J. Edgar and Clyde had separate offices and separate houses, but they had lunch together, dinner together, rode to work in Hoover’s car together, attended private dinners and receptions in Washington together, went to the horse races together, and vacationed in the same hotel suites together. By Hoover’s standards, if they hadn’t been the director and associate director of the F.B.I., they would have been in its Sex Deviate files together, because there sure was a lot of talk about them. Hoover sent agents to squash the talk and threaten the talkers wherever it occurred.
But at least they had each other. Eastwood’s film imagines a violent kiss between them, but my guess, as someone who loves men, is that they were never lovers. They weren’t built for it. They were too prim, too rigid, too Victorian. The only way Hoover could be comfortable in such a public relationship, I think, was because he knew it wasn’t sexual in private, whether he desired it to be or not. Hoover was too aware of the power of a secret. How could he permit anyone — even Clyde — to have something on him?
As far as I know, Arthur Jr. never had a full relationship, either. What he had was an F.B.I. file. He left Washington, moved to Coconut Grove, Fla., bought a house, drove a convertible, made extensive foreign policy visits to the Middle and Far East and Asia, and became a popular lecturer on American foreign policy at the University of Miami.
And Eisenhower had stayed in touch, including Arthur at a White House stag dinner, having him in again to talk about his conversations with foreign leaders and suggesting to Secretary of State John Foster Dulles that they ought to find a place for him. Arthur seemed on the verge of resurrection. That ended in late 1956, when Confidential, a smut and scandal tabloid probably fed by the F.B.I., published a lurid exposé about him.
Arthur resigned from the university, and disconnected his phone. The couple of times my parents saw him in that period, he seemed unfocused, drinking too much, and restless to be out of their company. In 1964, when President Lyndon B. Johnson’s close friend and aide, Walter Jenkins, was arrested for performing oral sex in a men’s room, L.B.J. reminded reporters that the Republican, Eisenhower, had had a problem, too, and his name was Arthur Vandenberg.
It must have seemed as if it would never end. But then, on Jan. 18, 1968, Arthur died at the age of 60. My father was then editor of The Tampa Tribune, and friends at The Miami Herald told him that Arthur had killed himself. But there was no such public report, and when, years later, I asked an investigative reporter friend of mine in Miami to look for the coroner’s report or death certificate, he could find nothing.
I had a feeling growing up — and later, as I realized I was gay, and came to terms with it in my 40s — that something must have happened to my godfather. He had disappeared from my childhood. The only memory I have is of him driving away, in a convertible. I was just 8 when Hoover outed him. I didn’t know what had broken the relationship. It wasn’t until the early ’90s, when I asked if my parents thought he had been gay, that they told me of his death, and of one night, in a Spanish restaurant in Tampa, when they were shocked to see Arthur emerge from behind the curtain of a private dining nook with a tipsy young airman. In all those years, they had never spoken of it, even to each other.
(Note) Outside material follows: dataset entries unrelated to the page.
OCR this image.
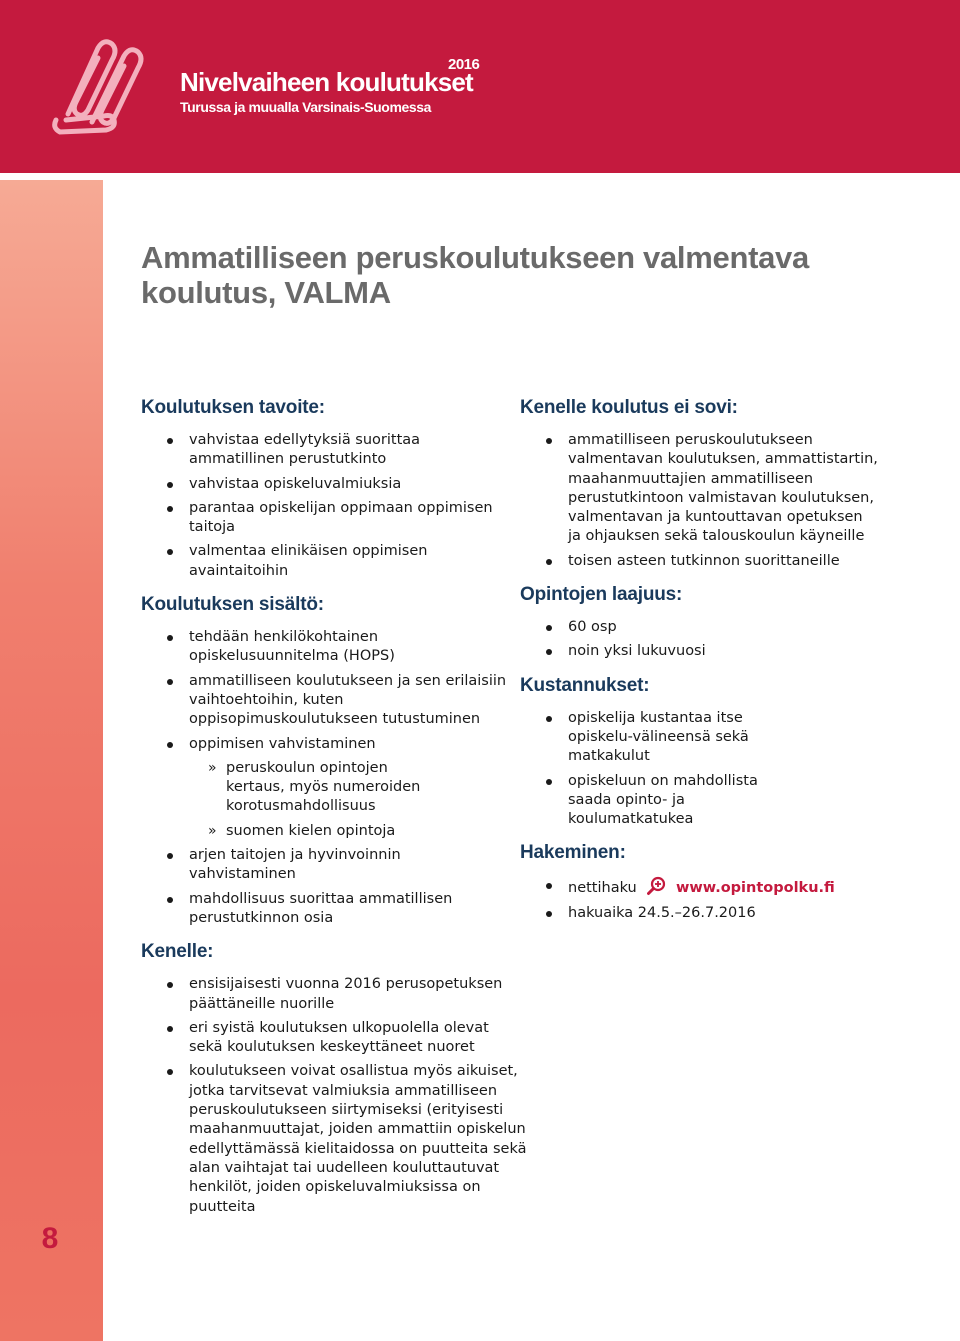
2016
Nivelvaiheen koulutukset
Turussa ja muualla Varsinais-Suomessa
8
Ammatilliseen peruskoulutukseen valmentava koulutus, VALMA
Koulutuksen tavoite:
vahvistaa edellytyksiä suorittaa ammatillinen perustutkinto
vahvistaa opiskeluvalmiuksia
parantaa opiskelijan oppimaan oppimisen taitoja
valmentaa elinikäisen oppimisen avaintaitoihin
Koulutuksen sisältö:
tehdään henkilökohtainen opiskelusuunnitelma (HOPS)
ammatilliseen koulutukseen ja sen erilaisiin vaihtoehtoihin, kuten oppisopimuskoulutukseen tutustuminen
oppimisen vahvistaminen
» peruskoulun opintojen kertaus, myös numeroiden korotusmahdollisuus
» suomen kielen opintoja
arjen taitojen ja hyvinvoinnin vahvistaminen
mahdollisuus suorittaa ammatillisen perustutkinnon osia
Kenelle:
ensisijaisesti vuonna 2016 perusopetuksen päättäneille nuorille
eri syistä koulutuksen ulkopuolella olevat sekä koulutuksen keskeyttäneet nuoret
koulutukseen voivat osallistua myös aikuiset, jotka tarvitsevat valmiuksia ammatilliseen peruskoulutukseen siirtymiseksi (erityisesti maahanmuuttajat, joiden ammattiin opiskelun edellyttämässä kielitaidossa on puutteita sekä alan vaihtajat tai uudelleen kouluttautuvat henkilöt, joiden opiskeluvalmiuksissa on puutteita
Kenelle koulutus ei sovi:
ammatilliseen peruskoulutukseen valmentavan koulutuksen, ammattistartin, maahanmuuttajien ammatilliseen perustutkintoon valmistavan koulutuksen, valmentavan ja kuntouttavan opetuksen ja ohjauksen sekä talouskoulun käyneille
toisen asteen tutkinnon suorittaneille
Opintojen laajuus:
60 osp
noin yksi lukuvuosi
Kustannukset:
opiskelija kustantaa itse opiskelu-välineensä sekä matkakulut
opiskeluun on mahdollista saada opinto- ja koulumatkatukea
Hakeminen:
nettihaku	www.opintopolku.fi
hakuaika 24.5.–26.7.2016
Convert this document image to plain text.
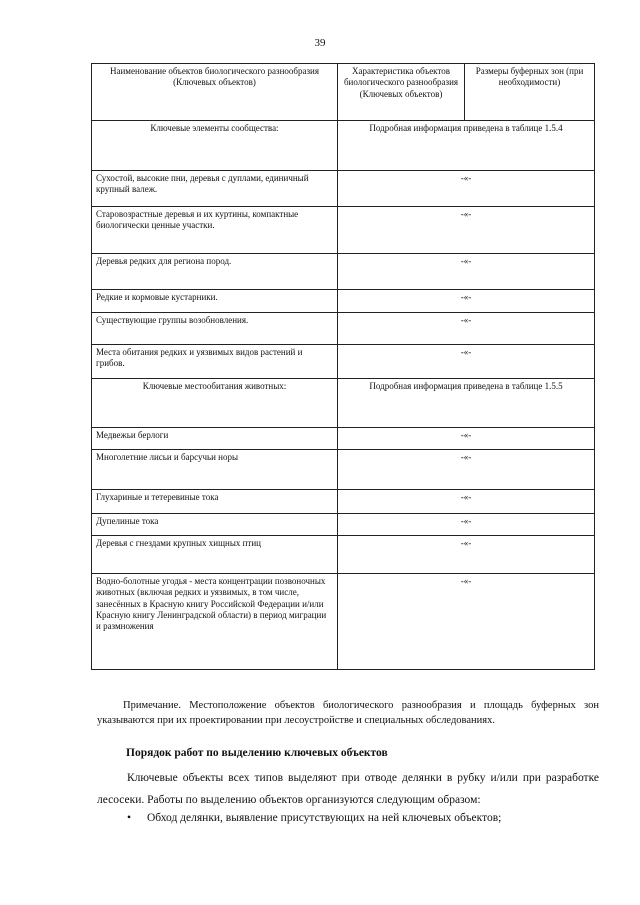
39
Наименование объектов биологического разнообразия (Ключевых объектов)	Характеристика объектов биологического разнообразия (Ключевых объектов)	Размеры буферных зон (при необходимости)
Ключевые элементы сообщества:	Подробная информация приведена в таблице 1.5.4	
Сухостой, высокие пни, деревья с дуплами, единичный крупный валеж.	-«-	
Старовозрастные деревья и их куртины, компактные биологически ценные участки.	-«-	
Деревья редких для региона пород.	-«-	
Редкие и кормовые кустарники.	-«-	
Существующие группы возобновления.	-«-	
Места обитания редких и уязвимых видов растений и грибов.	-«-	
Ключевые местообитания животных:	Подробная информация приведена в таблице 1.5.5	
Медвежьи берлоги	-«-	
Многолетние лисьи и барсучьи норы	-«-	
Глухариные и тетеревиные тока	-«-	
Дупелиные тока	-«-	
Деревья с гнездами крупных хищных птиц	-«-	
Водно-болотные угодья - места концентрации позвоночных животных (включая редких и уязвимых, в том числе, занесённых в Красную книгу Российской Федерации и/или Красную книгу Ленинградской области) в период миграции и размножения	-«-	
Примечание. Местоположение объектов биологического разнообразия и площадь буферных зон указываются при их проектировании при лесоустройстве и специальных обследованиях.
Порядок работ по выделению ключевых объектов
Ключевые объекты всех типов выделяют при отводе делянки в рубку и/или при разработке лесосеки. Работы по выделению объектов организуются следующим образом:
• Обход делянки, выявление присутствующих на ней ключевых объектов;
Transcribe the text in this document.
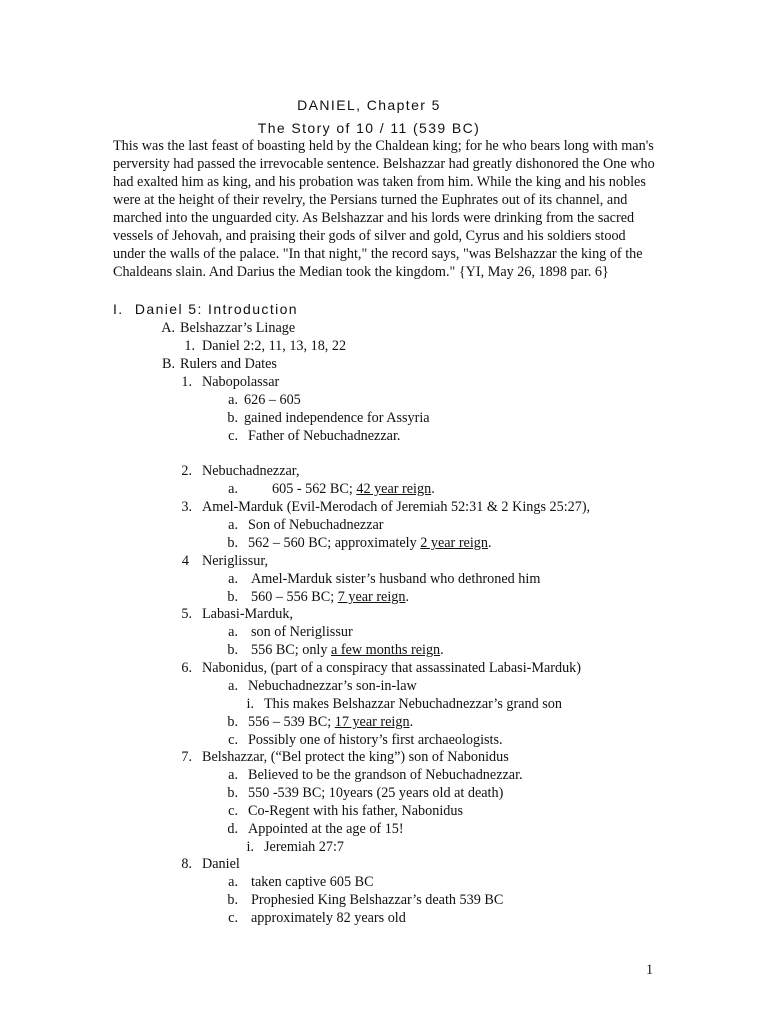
DANIEL, Chapter 5
The Story of 10 / 11 (539 BC)

This was the last feast of boasting held by the Chaldean king; for he who bears long with man's perversity had passed the irrevocable sentence. Belshazzar had greatly dishonored the One who had exalted him as king, and his probation was taken from him. While the king and his nobles were at the height of their revelry, the Persians turned the Euphrates out of its channel, and marched into the unguarded city. As Belshazzar and his lords were drinking from the sacred vessels of Jehovah, and praising their gods of silver and gold, Cyrus and his soldiers stood under the walls of the palace. "In that night," the record says, "was Belshazzar the king of the Chaldeans slain. And Darius the Median took the kingdom." {YI, May 26, 1898 par. 6}

I. Daniel 5: Introduction
A. Belshazzar’s Linage
1. Daniel 2:2, 11, 13, 18, 22
B. Rulers and Dates
1. Nabopolassar
a. 626 – 605
b. gained independence for Assyria
c. Father of Nebuchadnezzar.
2. Nebuchadnezzar,
a. 605 - 562 BC; 42 year reign.
3. Amel-Marduk (Evil-Merodach of Jeremiah 52:31 & 2 Kings 25:27),
a. Son of Nebuchadnezzar
b. 562 – 560 BC; approximately 2 year reign.
4 Neriglissur,
a. Amel-Marduk sister’s husband who dethroned him
b. 560 – 556 BC; 7 year reign.
5. Labasi-Marduk,
a. son of Neriglissur
b. 556 BC; only a few months reign.
6. Nabonidus, (part of a conspiracy that assassinated Labasi-Marduk)
a. Nebuchadnezzar’s son-in-law
i. This makes Belshazzar Nebuchadnezzar’s grand son
b. 556 – 539 BC; 17 year reign.
c. Possibly one of history’s first archaeologists.
7. Belshazzar, (“Bel protect the king”) son of Nabonidus
a. Believed to be the grandson of Nebuchadnezzar.
b. 550 -539 BC; 10years (25 years old at death)
c. Co-Regent with his father, Nabonidus
d. Appointed at the age of 15!
i. Jeremiah 27:7
8. Daniel
a. taken captive 605 BC
b. Prophesied King Belshazzar’s death 539 BC
c. approximately 82 years old
1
Two weeks after Arthur resigned in 1953, Eisenhower issued Executive Order 10450, which mandated the firing of any federal employees guilty of “sexual perversion.” But apparently, he felt badly about Arthur. The Kameny Papers Project, an archival project named for Franklin E. Kameny, a major gay rights leader who died in October, has found a series of personal notes and letters from Ike and Mamie to Arthur, regretting that he wasn’t with them. “I feel very distressed about your health,” the president wrote in one. “I feel in some respects guilty.”
When Hoover died in May 1972, his personal secretary shredded a mass of his private files. In December 1973, the board of the American Psychiatric Association voted to rescind its 1952 decision to classify homosexuality as insanity.
They had been wrong, the directors of the association said. It had been a mistake.